Chen Xiang, Velliste Meel, Murphy Robert F
Department of Biological Sciences, Carnegie Mellon University, Pittsburgh, PA 15213, USA.
Cytometry A. 2006 Jul;69(7):631-40. doi: 10.1002/cyto.a.20280.
Proteomics, the large scale identification and characterization of many or all proteins expressed in a given cell type, has become a major area of biological research. In addition to information on protein sequence, structure and expression levels, knowledge of a protein's subcellular location is essential to a complete understanding of its functions. Currently, subcellular location patterns are routinely determined by visual inspection of fluorescence microscope images. We review here research aimed at creating systems for automated, systematic determination of location. These employ numerical feature extraction from images, feature reduction to identify the most useful features, and various supervised learning (classification) and unsupervised learning (clustering) methods. These methods have been shown to perform significantly better than human interpretation of the same images. When coupled with technologies for tagging large numbers of proteins and high-throughput microscope systems, the computational methods reviewed here enable the new subfield of location proteomics. This subfield will make critical contributions in two related areas. First, it will provide structured, high-resolution information on location to enable Systems Biology efforts to simulate cell behavior from the gene level on up. Second, it will provide tools for Cytomics projects aimed at characterizing the behaviors of all cell types before, during, and after the onset of various diseases.

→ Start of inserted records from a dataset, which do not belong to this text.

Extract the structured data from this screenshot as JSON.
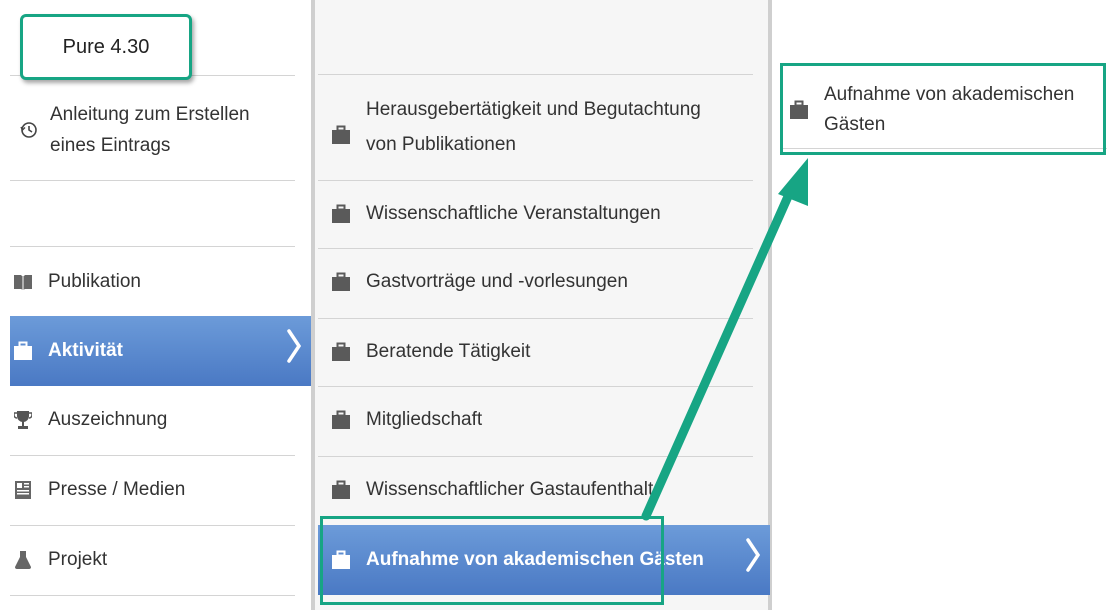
{
  "version_label": "Pure 4.30",
  "left_menu": {
    "guide": "Anleitung zum Erstellen eines Eintrags",
    "items": [
      {
        "label": "Publikation",
        "icon": "book-icon"
      },
      {
        "label": "Aktivität",
        "icon": "briefcase-icon"
      },
      {
        "label": "Auszeichnung",
        "icon": "trophy-icon"
      },
      {
        "label": "Presse / Medien",
        "icon": "newspaper-icon"
      },
      {
        "label": "Projekt",
        "icon": "flask-icon"
      }
    ]
  },
  "activity_menu": {
    "items": [
      "Herausgebertätigkeit und Begutachtung von Publikationen",
      "Wissenschaftliche Veranstaltungen",
      "Gastvorträge und -vorlesungen",
      "Beratende Tätigkeit",
      "Mitgliedschaft",
      "Wissenschaftlicher Gastaufenthalt",
      "Aufnahme von akademischen Gästen"
    ]
  },
  "sub_menu": {
    "items": [
      "Aufnahme von akademischen Gästen"
    ]
  },
  "colors": {
    "selected": "#5a87cf",
    "highlight": "#17a584",
    "icon": "#555555"
  }
}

蛋白质组学是对特定细胞类型中表达的许多或所有蛋白质进行大规模鉴定和表征,已成为生物学研究的一个主要领域。除了蛋白质序列、结构和表达水平的信息外,了解蛋白质的亚细胞定位对于全面理解其功能至关重要。目前,亚细胞定位模式通常通过对荧光显微镜图像的目视检查来确定。我们在此回顾旨在创建自动、系统确定定位的系统的研究。这些系统采用从图像中提取数值特征、进行特征约简以识别最有用的特征,以及各种监督学习(分类)和无监督学习(聚类)方法。这些方法已被证明比人类对相同图像的解读表现得要好得多。当与标记大量蛋白质的技术和高通量显微镜系统相结合时,这里所回顾的计算方法促成了定位蛋白质组学这一新的子领域。该子领域将在两个相关领域做出重要贡献。首先,它将提供关于定位的结构化、高分辨率信息,以使系统生物学能够从基因层面开始模拟细胞行为。其次,它将为细胞组学项目提供工具,这些项目旨在表征各种疾病发作之前、期间和之后所有细胞类型的行为。